There isn’t any way to tell, of course, but to look at other versions of history, but I’d say it would have been a whole lot easier for them if we’d elected Seward. They hated Seward, but at least he was eastern, and sort of polished, and you could treat him as a gentleman’s lawyer, even if he weren’t a gentleman. They might have waited to see, if we’d put in Seward. And chances are, Seward would have temporized and trimmed and compromised and given in, and we’d have had the whole work still to do. I expect it would have come sooner or later anyway. Maybe it would have come under Seward: If it had, I don’t think he could have held it. I think we’d have been sunk. Kentucky would have gone out sooner or later, and that would have been the end of it. Then God knows what would have happened, with the rebs holding the mouth of the river. The way I see it, England would have come ’round playing one against the other, and what that would have meant for the age of the common man instead of the aristocrats is more than I can see.
Of course the common man didn’t do too well anyway, with the size of the war we wound up in. Wars always give some people a chance to pile up fortunes, and that means they get to buy up governments, and you can be sure they don’t use it as Mr. Lincoln would.
I do stray. It is difficult to keep to the point when everything reminds me of something. Let me try it again.
Abraham Lincoln in his body – by what he was, I mean – was a living day by day demonstration that the common people ain’t necessarily all that common. In other words, that the uppity-ups wasn’t so un-common, they just had money and a manner and a society of others like them that admired each others – themselves, in other words – and just hogged things as best they could.
So Mr.

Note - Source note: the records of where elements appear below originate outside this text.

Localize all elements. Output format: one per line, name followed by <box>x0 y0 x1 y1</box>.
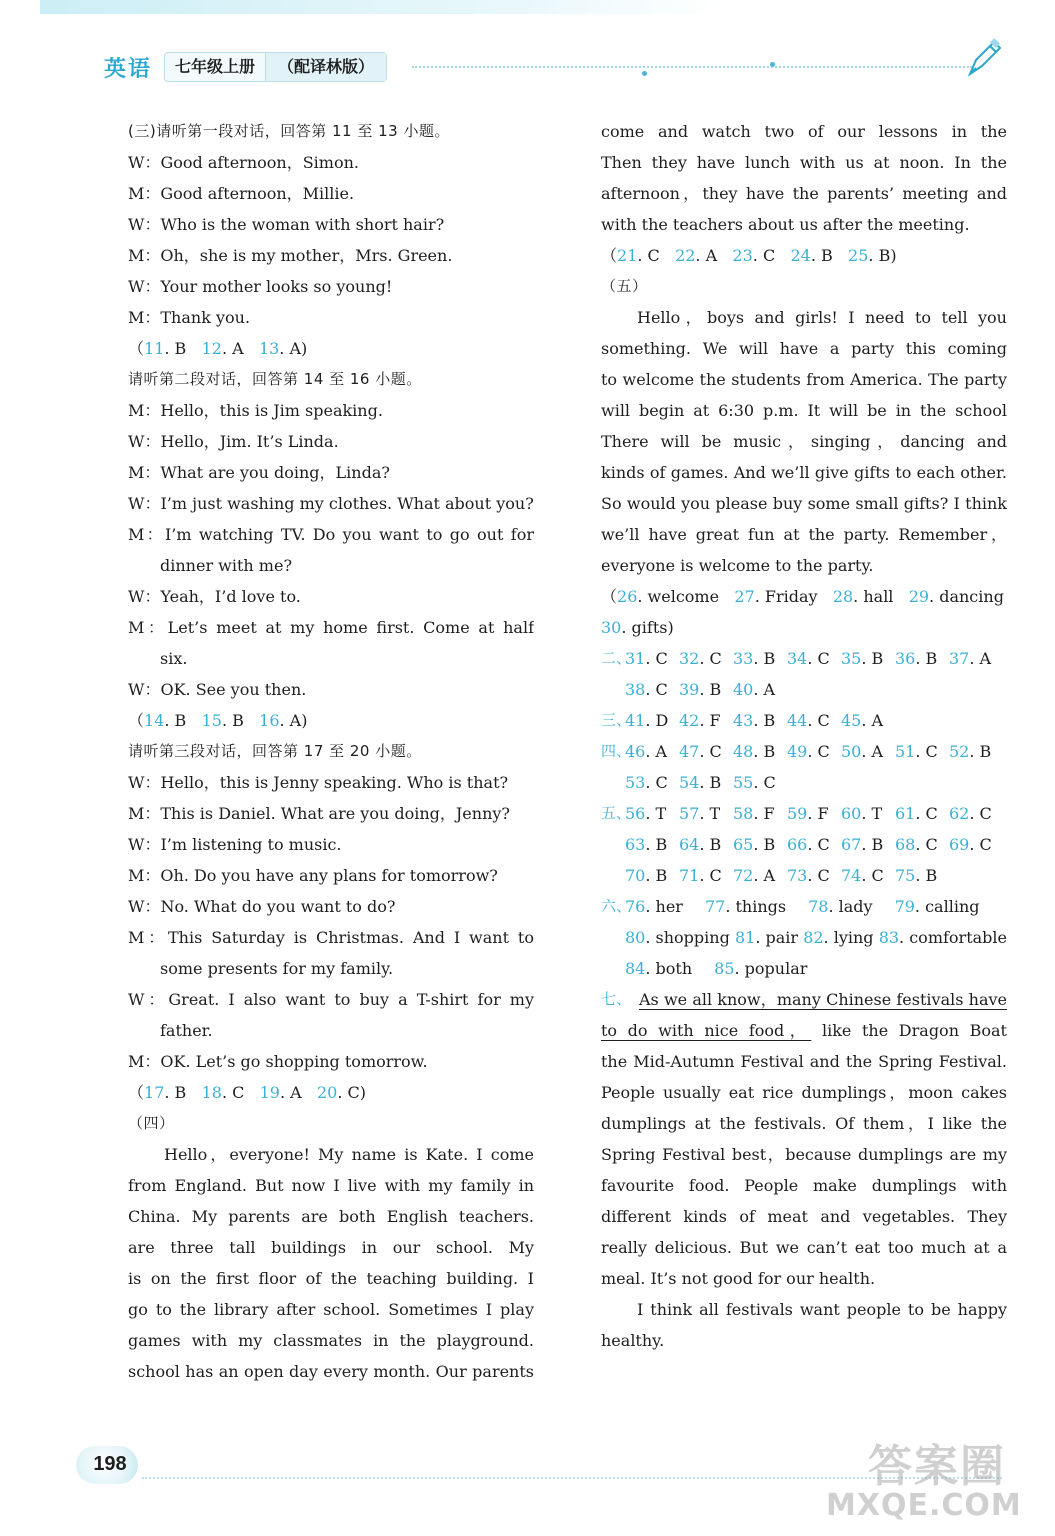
grade-label: 七年级上册 <box>165 53 266 81</box>
essay-line: different kinds of meat and vegetables. They <box>601 1207 1007 1226</box>
dialogue-line: W：Yeah，I’d love to. <box>128 587 301 606</box>
dialogue-line: M：This Saturday is Christmas. And I want to <box>128 928 534 947</box>
answer-line: （26. welcome 27. Friday 28. hall 29. dancing <box>601 587 1004 606</box>
passage-line: are three tall buildings in our school. My <box>128 1238 534 1257</box>
top-decoration-bar <box>40 0 720 14</box>
dialogue-line: W：OK. See you then. <box>128 680 307 699</box>
dialogue-line: six. <box>160 649 188 668</box>
dialogue-line: W：No. What do you want to do? <box>128 897 396 916</box>
answer-row-section-6 <box>601 891 1007 922</box>
answer-words: 76. her 77. things 78. lady 79. calling <box>625 897 980 916</box>
question-number: 17 <box>144 1083 165 1102</box>
essay-first-line <box>601 984 1007 1015</box>
question-number: 11 <box>144 339 165 358</box>
dialogue-3-intro: 请听第三段对话，回答第 17 至 20 小题。 <box>128 742 422 760</box>
question-number: 23 <box>732 246 753 265</box>
dialogue-line: M：OK. Let’s go shopping tomorrow. <box>128 1052 428 1071</box>
question-number: 24 <box>790 246 811 265</box>
answer-cells: 63. B 64. B 65. B 66. C 67. B 68. C 69. C <box>625 835 992 854</box>
essay-line: I think all festivals want people to be happy <box>637 1300 1007 1319</box>
right-column <box>601 116 1007 1356</box>
answer-line: （21. C 22. A 23. C 24. B 25. B) <box>601 246 897 265</box>
page-number: 198 <box>93 1452 127 1475</box>
header-dot <box>642 71 647 76</box>
answer-line: （17. B 18. C 19. A 20. C) <box>128 1083 366 1102</box>
passage-line: school has an open day every month. Our parents <box>128 1362 534 1381</box>
passage-line: to welcome the students from America. The party <box>601 370 1007 389</box>
answer-row-section-4 <box>601 736 1007 767</box>
answer-row-section-5 <box>601 829 1007 860</box>
answer-line: （14. B 15. B 16. A) <box>128 711 308 730</box>
section-6-label: 六、 <box>601 897 632 915</box>
dialogue-line: M：I’m watching TV. Do you want to go out for <box>128 525 534 544</box>
answer-words: 84. both 85. popular <box>625 959 808 978</box>
answer-cells: 38. C 39. B 40. A <box>625 680 776 699</box>
question-number: 16 <box>259 711 280 730</box>
essay-underlined-text: to do with nice food， <box>601 1021 812 1040</box>
dialogue-line: M：Good afternoon，Millie. <box>128 184 355 203</box>
grade-edition-box <box>164 52 387 82</box>
passage-line: with the teachers about us after the meeting. <box>601 215 970 234</box>
passage-line: Hello，everyone! My name is Kate. I come <box>164 1145 534 1164</box>
passage-line: China. My parents are both English teachers. <box>128 1207 534 1226</box>
passage-line: Hello，boys and girls! I need to tell you <box>637 308 1007 327</box>
essay-line: really delicious. But we can’t eat too much at a <box>601 1238 1007 1257</box>
dialogue-line: M：Let’s meet at my home first. Come at half <box>128 618 534 637</box>
dialogue-line: W：Hello，Jim. It’s Linda. <box>128 432 339 451</box>
answer-row-section-5 <box>601 798 1007 829</box>
question-number: 30 <box>601 618 622 637</box>
passage-line: afternoon，they have the parents’ meeting and <box>601 184 1007 203</box>
answer-row-section-4 <box>601 767 1007 798</box>
passage-line: everyone is welcome to the party. <box>601 556 874 575</box>
watermark-logo <box>818 1430 1048 1530</box>
question-number: 22 <box>675 246 696 265</box>
passage-line: will begin at 6:30 p.m. It will be in the school <box>601 401 1007 420</box>
passage-line: go to the library after school. Sometimes I play <box>128 1300 534 1319</box>
question-number: 29 <box>908 587 930 606</box>
answer-row-section-6 <box>601 922 1007 953</box>
dialogue-1-intro: (三)请听第一段对话，回答第 11 至 13 小题。 <box>128 122 450 140</box>
dialogue-line: M：Oh，she is my mother，Mrs. Green. <box>128 246 453 265</box>
question-number: 18 <box>201 1083 222 1102</box>
pen-icon <box>962 36 1006 80</box>
answer-row-section-6 <box>601 953 1007 984</box>
question-number: 14 <box>144 711 165 730</box>
essay-underlined-text: As we all know，many Chinese festivals have <box>639 990 1007 1009</box>
essay-line: healthy. <box>601 1331 665 1350</box>
question-number: 19 <box>259 1083 280 1102</box>
section-4-label: 四、 <box>601 742 632 760</box>
header-dotted-line <box>412 66 972 68</box>
answer-cells: 70. B 71. C 72. A 73. C 74. C 75. B <box>625 866 938 885</box>
question-number: 25 <box>848 246 869 265</box>
passage-line: Then they have lunch with us at noon. In the <box>601 153 1007 172</box>
edition-label: （配译林版） <box>266 53 386 81</box>
essay-line: dumplings at the festivals. Of them，I like the <box>601 1114 1007 1133</box>
header-dot <box>770 62 775 67</box>
passage-line: There will be music，singing，dancing and <box>601 432 1007 451</box>
question-number: 12 <box>201 339 222 358</box>
essay-line: the Mid-Autumn Festival and the Spring Festival. <box>601 1052 1007 1071</box>
watermark-text: 答案圈 <box>868 1441 1006 1492</box>
answer-cells: 53. C 54. B 55. C <box>625 773 776 792</box>
watermark-url: MXQE.COM <box>826 1488 1022 1523</box>
dialogue-line: some presents for my family. <box>160 959 394 978</box>
answer-cells: 56. T 57. T 58. F 59. F 60. T 61. C 62. C <box>625 804 992 823</box>
dialogue-line: W：Great. I also want to buy a T-shirt for my <box>128 990 534 1009</box>
dialogue-line: M：This is Daniel. What are you doing，Jenny? <box>128 804 510 823</box>
dialogue-2-intro: 请听第二段对话，回答第 14 至 16 小题。 <box>128 370 422 388</box>
essay-line: to do with nice food， like the Dragon Boat <box>601 1021 1007 1040</box>
passage-line: come and watch two of our lessons in the <box>601 122 1007 141</box>
passage-line: something. We will have a party this coming <box>601 339 1007 358</box>
passage-line: from England. But now I live with my family in <box>128 1176 534 1195</box>
dialogue-line: M：Thank you. <box>128 308 251 327</box>
question-number: 13 <box>258 339 280 358</box>
answer-cells: 31. C 32. C 33. B 34. C 35. B 36. B 37. A <box>625 649 992 668</box>
dialogue-line: W：Hello，this is Jenny speaking. Who is that? <box>128 773 509 792</box>
answer-line: （11. B 12. A 13. A) <box>128 339 308 358</box>
section-5-label: 五、 <box>601 804 632 822</box>
answer-cells: 46. A 47. C 48. B 49. C 50. A 51. C 52. B <box>625 742 992 761</box>
dialogue-line: dinner with me? <box>160 556 293 575</box>
section-7-label: 七、 <box>601 990 632 1008</box>
dialogue-line: W：Who is the woman with short hair? <box>128 215 445 234</box>
section-3-label: 三、 <box>601 711 632 729</box>
passage-line: is on the first floor of the teaching building. I <box>128 1269 534 1288</box>
passage-line: games with my classmates in the playground. <box>128 1331 534 1350</box>
question-number: 20 <box>316 1083 338 1102</box>
dialogue-line: W：Your mother looks so young! <box>128 277 393 296</box>
question-number: 28 <box>832 587 854 606</box>
answer-line: 30. gifts) <box>601 618 674 637</box>
subject-title: 英语 <box>104 57 153 82</box>
dialogue-line: W：Good afternoon，Simon. <box>128 153 359 172</box>
question-number: 26 <box>617 587 638 606</box>
passage-line: we’ll have great fun at the party. Remember， <box>601 525 1007 544</box>
dialogue-line: M：What are you doing，Linda? <box>128 463 390 482</box>
dialogue-line: M：Oh. Do you have any plans for tomorrow? <box>128 866 498 885</box>
section-2-label: 二、 <box>601 649 632 667</box>
question-number: 27 <box>734 587 755 606</box>
left-column <box>128 116 534 1387</box>
passage-line: kinds of games. And we’ll give gifts to each other. <box>601 463 1007 482</box>
answer-row-section-3 <box>601 705 1007 736</box>
dialogue-line: M：Hello，this is Jim speaking. <box>128 401 383 420</box>
essay-line: Spring Festival best，because dumplings are my <box>601 1145 1007 1164</box>
dialogue-line: W：I’m just washing my clothes. What about you? <box>128 494 534 513</box>
essay-line: meal. It’s not good for our health. <box>601 1269 876 1288</box>
answer-row-section-5 <box>601 860 1007 891</box>
question-number: 21 <box>617 246 638 265</box>
section-5-label: （五） <box>601 277 648 295</box>
dialogue-line: W：I’m listening to music. <box>128 835 342 854</box>
section-4-label: （四） <box>128 1114 175 1132</box>
answer-cells: 41. D 42. F 43. B 44. C 45. A <box>625 711 884 730</box>
essay-line: People usually eat rice dumplings，moon cakes <box>601 1083 1007 1102</box>
question-number: 15 <box>201 711 222 730</box>
dialogue-line: father. <box>160 1021 213 1040</box>
answer-row-section-2 <box>601 643 1007 674</box>
answer-row-section-2 <box>601 674 1007 705</box>
passage-line: So would you please buy some small gifts? I think <box>601 494 1007 513</box>
answer-words: 80. shopping 81. pair 82. lying 83. comfortable <box>625 928 1007 947</box>
essay-line: favourite food. People make dumplings with <box>601 1176 1007 1195</box>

Lincoln, just by being exceptional and by not having society manners, and by being so obviously kindly and well-meaning while still being sharp as a carpet nail, he, himself, just by being what he was, proved who was right and who was wrong about aristocrats. Your history books don’t tell it because it ain’t ever in the interest of the people who have the say over buying textbooks to put it that plain. But that is the secret of Abraham Lincoln! He was a giant in every way, and he was a man of the people. And that’s why we loved him. We loved him when we could just only see him, and read what he wrote, and see what he did. We loved him even more when the stories about him began to circulate, after he was murdered. Martyred. The stories about his youth, and about what happened in cabinet meetings, and him putting up with McClellan, and pardoning soldiers for sleeping on duty or deserting. It all gave us a clearer and more detailed picture – and the picture never blurred or contradicted itself, it just got more and more detail. And the more we heard, the better we loved him. It didn’t hurt, either, that we could see that he’d brought us through. It was a terrible disaster, an awful blood-letting that seemed like it was going to kill us. But it was none of it Mr. Lincoln’s fault, and we knew that. If he had been somebody we thought didn’t care, may be the country would have said “enough” when the death-rolls started coming in with thousands of boys in a day. But we knew that he grieved too, but he was resolute that we get the job over with.

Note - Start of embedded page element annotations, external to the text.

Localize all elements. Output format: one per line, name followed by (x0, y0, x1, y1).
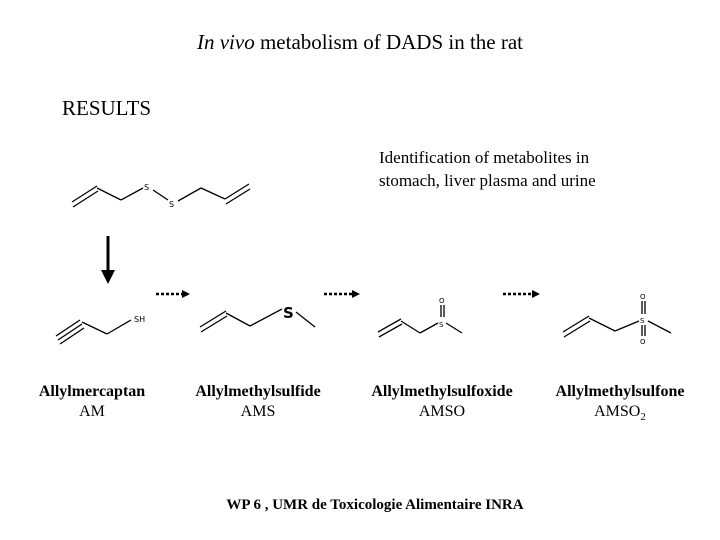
amso2-oxygen-bottom: O (640, 338, 646, 346)
footer-credit: WP 6 , UMR de Toxicologie Alimentaire INRA (226, 497, 524, 513)
amso2-oxygen-top: O (640, 293, 646, 301)
am-structure (56, 320, 131, 344)
bond (178, 188, 201, 201)
metabolite-amso (362, 382, 522, 427)
bond (615, 321, 639, 331)
identification-line-1: Identification of metabolites in (379, 148, 590, 167)
bond (97, 188, 121, 200)
identification-line-2: stomach, liver plasma and urine (379, 171, 596, 190)
dads-structure (72, 184, 250, 207)
metabolite-ams (178, 382, 338, 427)
bond (107, 320, 131, 334)
title-rest: metabolism of DADS in the rat (254, 30, 524, 54)
metabolite-name: Allylmethylsulfide (195, 383, 321, 400)
ams-structure (200, 309, 315, 332)
amso-sulfur-label: S (439, 321, 444, 329)
ams-sulfur-label: S (283, 304, 294, 322)
amso-structure (378, 305, 462, 337)
amso2-structure (563, 301, 671, 337)
title-italic: In vivo (196, 30, 255, 54)
bond (82, 322, 107, 334)
bond (648, 321, 671, 333)
dads-sulfur-2: S (169, 200, 175, 209)
dads-sulfur-1: S (144, 183, 150, 192)
bond (296, 312, 315, 327)
amso2-sulfur-label: S (640, 317, 645, 325)
metabolite-abbr: AM (79, 403, 105, 420)
bond (201, 188, 225, 199)
section-heading: RESULTS (62, 96, 152, 120)
amso-oxygen-label: O (439, 297, 445, 305)
bond (226, 313, 250, 326)
bond (153, 190, 168, 200)
metabolite-abbr: AMS (240, 403, 276, 420)
bond (378, 319, 401, 332)
bond (121, 188, 143, 200)
bond (401, 321, 420, 333)
metabolite-name: Allylmethylsulfone (555, 383, 685, 400)
metabolite-name: Allylmethylsulfoxide (371, 383, 513, 400)
metabolite-name: Allylmercaptan (38, 383, 146, 400)
bond (589, 318, 615, 331)
bond (379, 324, 402, 337)
bond (420, 323, 438, 333)
metabolite-am (12, 382, 172, 427)
metabolite-abbr: $AMSO_2$ (594, 403, 646, 424)
bond (250, 309, 282, 326)
am-thiol-label: SH (134, 315, 146, 324)
metabolite-amso2 (540, 382, 700, 427)
metabolite-abbr: AMSO (418, 403, 466, 420)
bond (446, 323, 462, 333)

I say “we.” I’m talking about people who thought like me, sure. You can’t learn me much about Copperheads and skunk-hollers! But still you’ll notice that the country never deserted Mr. Lincoln, and the longer the war went on – and more so afterwards, of course – the clearer it was that he more than anybody else, more than General Grant, brought us through.
And if all this don’t tell you that I wasn’t in the Army of the Potomac – well, it should! Those boys loved him too, finally, but you know what I mean. They never would hear much against McClellan, at least not till ’64.